The video released by the students’ organisation coordinating the protests against the new citizenship law in Delhi’s Jamia Millia Islamia corroborates student testimonies and casts Delhi Police more squarely in the dock. It also appears to underline a chilling message. That a police force which calls itself professional can apparently unabashedly enter a university’s library and indiscriminately assault unarmed students, and try to get away with it — two months on, even an FIR has not been registered on the complaints filed against the police by the university and the students. All the police’s denials — it didn’t enter the library, it had said — and all its arguments — that it was in hot pursuit of rioters with stones — seem gravely questionable. Delhi Police needs to answer why uniformed men in riot gear, helmets, shields and jackets can be seen to trample over the sanctity of a library on campus, and the principles of rule of law, on the evening of December 15 2019. It needs to conduct a fair probe, and urgently punish its own guilty.

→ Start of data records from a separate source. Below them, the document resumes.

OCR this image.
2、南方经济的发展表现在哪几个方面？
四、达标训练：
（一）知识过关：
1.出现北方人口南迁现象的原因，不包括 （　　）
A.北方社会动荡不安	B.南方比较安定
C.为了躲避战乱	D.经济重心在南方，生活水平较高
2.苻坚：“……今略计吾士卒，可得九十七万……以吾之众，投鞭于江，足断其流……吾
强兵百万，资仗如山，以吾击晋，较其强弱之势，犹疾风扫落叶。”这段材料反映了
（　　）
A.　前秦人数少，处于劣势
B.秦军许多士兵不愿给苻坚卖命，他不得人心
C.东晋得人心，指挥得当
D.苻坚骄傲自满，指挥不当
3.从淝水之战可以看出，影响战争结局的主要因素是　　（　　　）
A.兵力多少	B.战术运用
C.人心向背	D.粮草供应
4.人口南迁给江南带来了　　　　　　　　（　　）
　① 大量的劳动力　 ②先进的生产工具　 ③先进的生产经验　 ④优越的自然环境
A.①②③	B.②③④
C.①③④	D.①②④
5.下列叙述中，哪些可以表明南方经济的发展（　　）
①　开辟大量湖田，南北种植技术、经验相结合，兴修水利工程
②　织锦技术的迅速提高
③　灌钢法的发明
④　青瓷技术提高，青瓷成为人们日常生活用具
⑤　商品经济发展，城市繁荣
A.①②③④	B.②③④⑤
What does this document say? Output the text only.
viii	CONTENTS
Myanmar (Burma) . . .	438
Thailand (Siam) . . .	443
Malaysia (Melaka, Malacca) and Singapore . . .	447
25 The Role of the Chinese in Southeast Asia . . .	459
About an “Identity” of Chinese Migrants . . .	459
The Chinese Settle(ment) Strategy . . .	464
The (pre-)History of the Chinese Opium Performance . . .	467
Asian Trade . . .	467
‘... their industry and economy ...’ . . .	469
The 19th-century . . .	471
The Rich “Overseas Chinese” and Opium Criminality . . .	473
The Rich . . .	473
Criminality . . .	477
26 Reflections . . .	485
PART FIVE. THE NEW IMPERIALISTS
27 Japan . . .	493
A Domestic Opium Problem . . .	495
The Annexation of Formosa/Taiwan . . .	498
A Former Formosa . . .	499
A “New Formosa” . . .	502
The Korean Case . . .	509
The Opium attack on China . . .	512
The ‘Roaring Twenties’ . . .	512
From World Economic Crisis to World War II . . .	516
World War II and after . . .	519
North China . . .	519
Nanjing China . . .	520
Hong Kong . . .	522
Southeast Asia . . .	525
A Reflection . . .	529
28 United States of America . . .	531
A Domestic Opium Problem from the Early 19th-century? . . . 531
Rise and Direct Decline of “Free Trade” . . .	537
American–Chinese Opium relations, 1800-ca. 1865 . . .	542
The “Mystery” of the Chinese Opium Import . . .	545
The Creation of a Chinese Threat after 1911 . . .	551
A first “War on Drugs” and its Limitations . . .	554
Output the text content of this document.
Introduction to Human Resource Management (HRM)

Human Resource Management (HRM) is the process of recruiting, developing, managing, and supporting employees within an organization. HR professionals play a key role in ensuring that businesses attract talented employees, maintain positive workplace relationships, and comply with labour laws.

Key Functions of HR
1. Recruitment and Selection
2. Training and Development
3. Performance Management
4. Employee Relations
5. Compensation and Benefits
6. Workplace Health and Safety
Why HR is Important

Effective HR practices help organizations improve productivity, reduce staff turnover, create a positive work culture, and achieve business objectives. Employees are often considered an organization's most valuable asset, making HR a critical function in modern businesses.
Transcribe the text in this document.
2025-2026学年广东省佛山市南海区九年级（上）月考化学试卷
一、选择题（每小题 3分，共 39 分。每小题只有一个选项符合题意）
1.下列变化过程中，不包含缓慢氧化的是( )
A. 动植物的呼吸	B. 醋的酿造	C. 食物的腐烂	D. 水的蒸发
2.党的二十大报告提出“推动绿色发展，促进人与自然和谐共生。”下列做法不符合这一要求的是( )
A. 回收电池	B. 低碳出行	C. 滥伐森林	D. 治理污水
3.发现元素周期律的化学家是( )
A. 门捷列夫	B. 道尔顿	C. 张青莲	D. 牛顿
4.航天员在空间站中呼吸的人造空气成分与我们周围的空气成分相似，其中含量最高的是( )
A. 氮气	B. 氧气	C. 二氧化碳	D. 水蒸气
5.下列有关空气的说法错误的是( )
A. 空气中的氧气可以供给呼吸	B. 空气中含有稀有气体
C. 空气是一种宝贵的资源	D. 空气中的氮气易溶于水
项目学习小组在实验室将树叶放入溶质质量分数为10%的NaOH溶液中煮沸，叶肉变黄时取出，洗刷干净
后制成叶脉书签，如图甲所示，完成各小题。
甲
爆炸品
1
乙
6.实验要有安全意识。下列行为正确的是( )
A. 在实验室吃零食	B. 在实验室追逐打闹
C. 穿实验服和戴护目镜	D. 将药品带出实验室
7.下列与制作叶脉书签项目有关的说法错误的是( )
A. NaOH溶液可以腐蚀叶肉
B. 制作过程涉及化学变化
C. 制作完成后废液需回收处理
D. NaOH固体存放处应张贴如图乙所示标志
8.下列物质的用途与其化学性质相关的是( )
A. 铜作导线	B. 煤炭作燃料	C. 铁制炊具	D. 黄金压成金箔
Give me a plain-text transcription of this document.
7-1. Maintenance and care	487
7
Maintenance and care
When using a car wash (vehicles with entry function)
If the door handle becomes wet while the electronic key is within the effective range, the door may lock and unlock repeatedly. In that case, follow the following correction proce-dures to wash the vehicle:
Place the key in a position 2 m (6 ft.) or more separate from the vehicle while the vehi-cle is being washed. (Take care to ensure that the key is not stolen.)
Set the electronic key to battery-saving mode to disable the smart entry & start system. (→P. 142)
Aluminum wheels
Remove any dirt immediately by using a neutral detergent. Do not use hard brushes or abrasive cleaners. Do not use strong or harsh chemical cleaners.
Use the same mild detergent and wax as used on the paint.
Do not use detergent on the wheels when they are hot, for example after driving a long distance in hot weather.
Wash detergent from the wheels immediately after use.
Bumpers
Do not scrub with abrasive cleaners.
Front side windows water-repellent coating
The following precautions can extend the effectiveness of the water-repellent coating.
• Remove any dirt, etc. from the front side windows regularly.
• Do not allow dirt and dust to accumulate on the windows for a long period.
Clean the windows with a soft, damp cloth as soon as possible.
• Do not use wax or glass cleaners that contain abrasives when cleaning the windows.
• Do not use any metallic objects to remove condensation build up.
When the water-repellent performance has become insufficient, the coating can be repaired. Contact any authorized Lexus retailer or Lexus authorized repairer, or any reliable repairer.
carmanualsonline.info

Delhi Police’s apparent excesses, its evident impunity, seem enabled and countenanced by a larger framework in which the citizen’s fundamental right to protest is looked at with suspicion and the protesting citizen is labelled “anti-national”. In the last few days, at least two powerful voices have pointed to the perils of such a framework in a plural democracy that is committed to individual freedoms, and respectful of its minorities. As a first step in a much-needed course correction, Delhi Police and its political masters would do well to listen in. Setting aside an order by the Additional District Magistrate against allowing protests in Maharashtra’s Beed, the Aurangabad Bench of the Bombay High Court said, “This court wants to express that such persons cannot be called as traitors, anti-nationals only because they want to oppose one law. It will be act of protest and only against the government for the reason of CAA…” And speaking in Ahmedabad on Saturday, Justice DY Chandrachud described dissent as the “safety valve of democracy” and spoke eloquently about its “true test” — “its ability to ensure the creation and protection of spaces where every individual can voice their opinion without the fear of retribution”. A state committed to the rule of law, he said, “ensures that the state apparatus is not employed to curb legitimate and peaceful protest but to create spaces conducive for deliberation”.
The Jamia tape, the Aurangabad Bench of Bombay High Court and the Supreme Court judge have struck the same cautionary note: Dissent and protests call for a listening government in a deliberative democracy, not a police crackdown. By reiterating on Monday that the right to protest is “fundamental” and by appointing two senior lawyers as mediators, to be assisted by a former chief information commissioner, to talk to the protesters at Shaheen Bagh and persuade them to shift the venue of their sit-in, the Supreme Court has lent its imprimatur to it too. So if the Delhi Police don’t do their job of fixing accountability, the courts should walk their reassuring talk.